The life work of Ferenc Bakos, writer, haiku poet, and translator
Somogy Cultural Treasure | Somogy Culture & Heritage

Ferenc Bakos in 2009 with a tea bottle from the Japanese company Ito En, featuring the haiku of Venerable.
“The oeuvre of writer, haiku poet and translator Ferenc Bakos is a special value of 20th-21st century Hungarian literature. His early prose writings, as well as his works published as a member of Péter Esterházy’s generation, also attracted attention. However, the writing of the 17-syllable haiku became the defining value of his oeuvre. His power to create language, his outlook on life and the world, and his shaping of literature as linguistic and intellectual impulses into independent verses in unexpected and astonishing word structures were evident in this text form. At the same time, haiku involved him in a world literary process, the initiator of which was Japanese, but today it will appear in every language system. Through his translations, he is directly connected to the inspiring language. Together with Judit Vihar, a Hungarian researcher of Japanese literature and the initiator of the Hungarian-Japanese haiku poetry anthology, he translated a compilation of selected Japanese haiku.
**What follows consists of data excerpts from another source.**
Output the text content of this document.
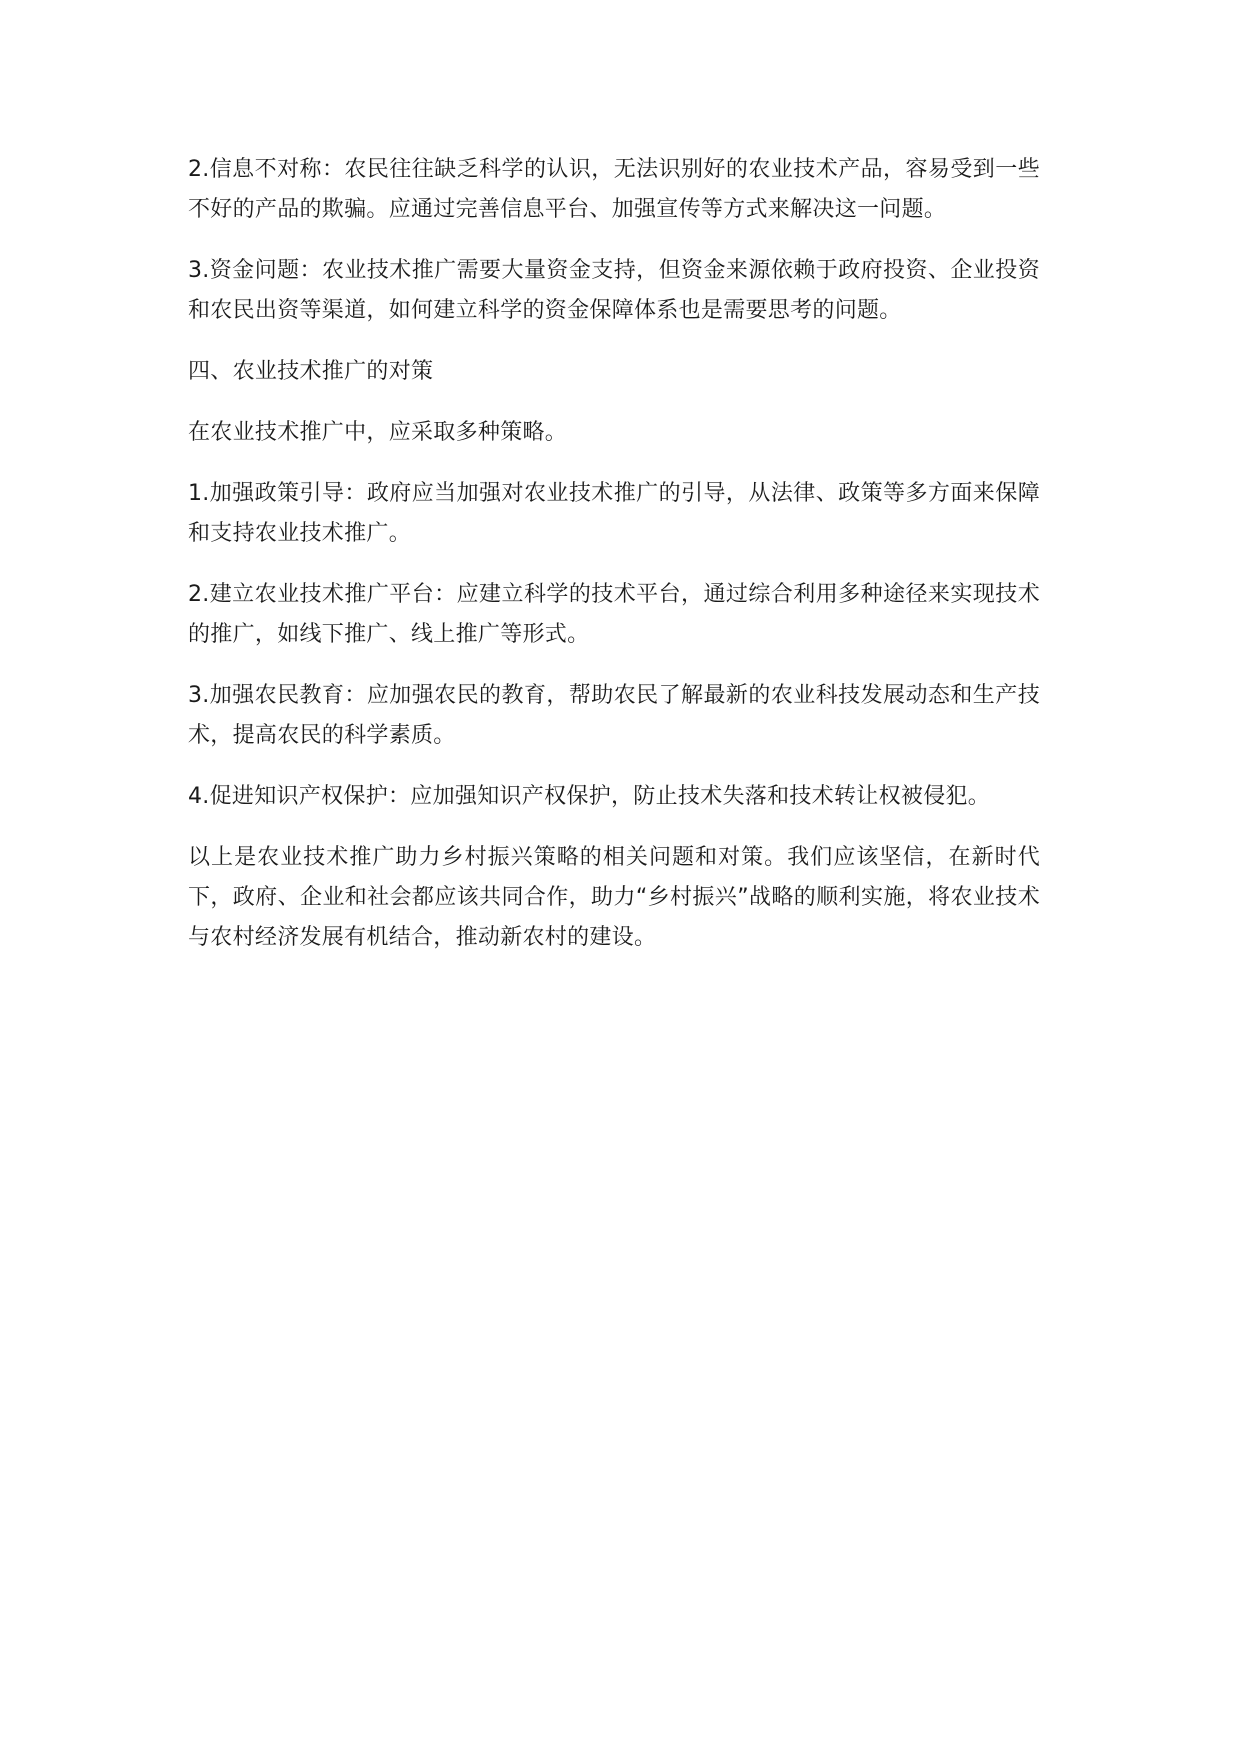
2.信息不对称：农民往往缺乏科学的认识，无法识别好的农业技术产品，容易受到一些不好的产品的欺骗。应通过完善信息平台、加强宣传等方式来解决这一问题。

3.资金问题：农业技术推广需要大量资金支持，但资金来源依赖于政府投资、企业投资和农民出资等渠道，如何建立科学的资金保障体系也是需要思考的问题。

四、农业技术推广的对策

在农业技术推广中，应采取多种策略。

1.加强政策引导：政府应当加强对农业技术推广的引导，从法律、政策等多方面来保障和支持农业技术推广。

2.建立农业技术推广平台：应建立科学的技术平台，通过综合利用多种途径来实现技术的推广，如线下推广、线上推广等形式。

3.加强农民教育：应加强农民的教育，帮助农民了解最新的农业科技发展动态和生产技术，提高农民的科学素质。

4.促进知识产权保护：应加强知识产权保护，防止技术失落和技术转让权被侵犯。

以上是农业技术推广助力乡村振兴策略的相关问题和对策。我们应该坚信，在新时代下，政府、企业和社会都应该共同合作，助力“乡村振兴”战略的顺利实施，将农业技术与农村经济发展有机结合，推动新农村的建设。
He popularized the art form by within Hungarian literature as well. His works related to Somogyorzág (and the Balaton Uplands) in a motivic formation provide an interesting example of the possibilities of using certain elements of the historical region and the natural landscape in literature.”
Professor emeritus dr. Lajos Sipos, József Attila Prize-winning literary historian, Pázmány Péter Catholic University Faculty of Humanities and Social Sciences, Department of Hungarian Literature
“Ferenc Bakos’ creative work of more than half a century is linked to his chosen homeland, Somogy, and within it, Siófok and Lake Balaton. His writings have regularly appeared in the national press and foreign publications as well as in the county’s literary journal, Somogy. His work is of decisive significance from a Somogy perspective. In his haiku, which follow the traditions of classical Japanese haiku, the landscape, which is also the inner world of man, is linked to the four-season Somogy and Lake Balaton. His poetry can be accepted as typical and well-known for Somogy. He has enhanced the reputation of Somogy county, the city of Siófok and Lake Balaton all over the world, from Japan to the United States of America, and has increased its esteem with his work in the field of haiku and prestigious foreign recognition.”
Dr. Cs. István Varga, József Attila-prize winner, hab. Professor of Literary History, Eötvös Loránd University, Faculty of Humanities
(Addition to the Somogy County Treasury: 2022.05.04.)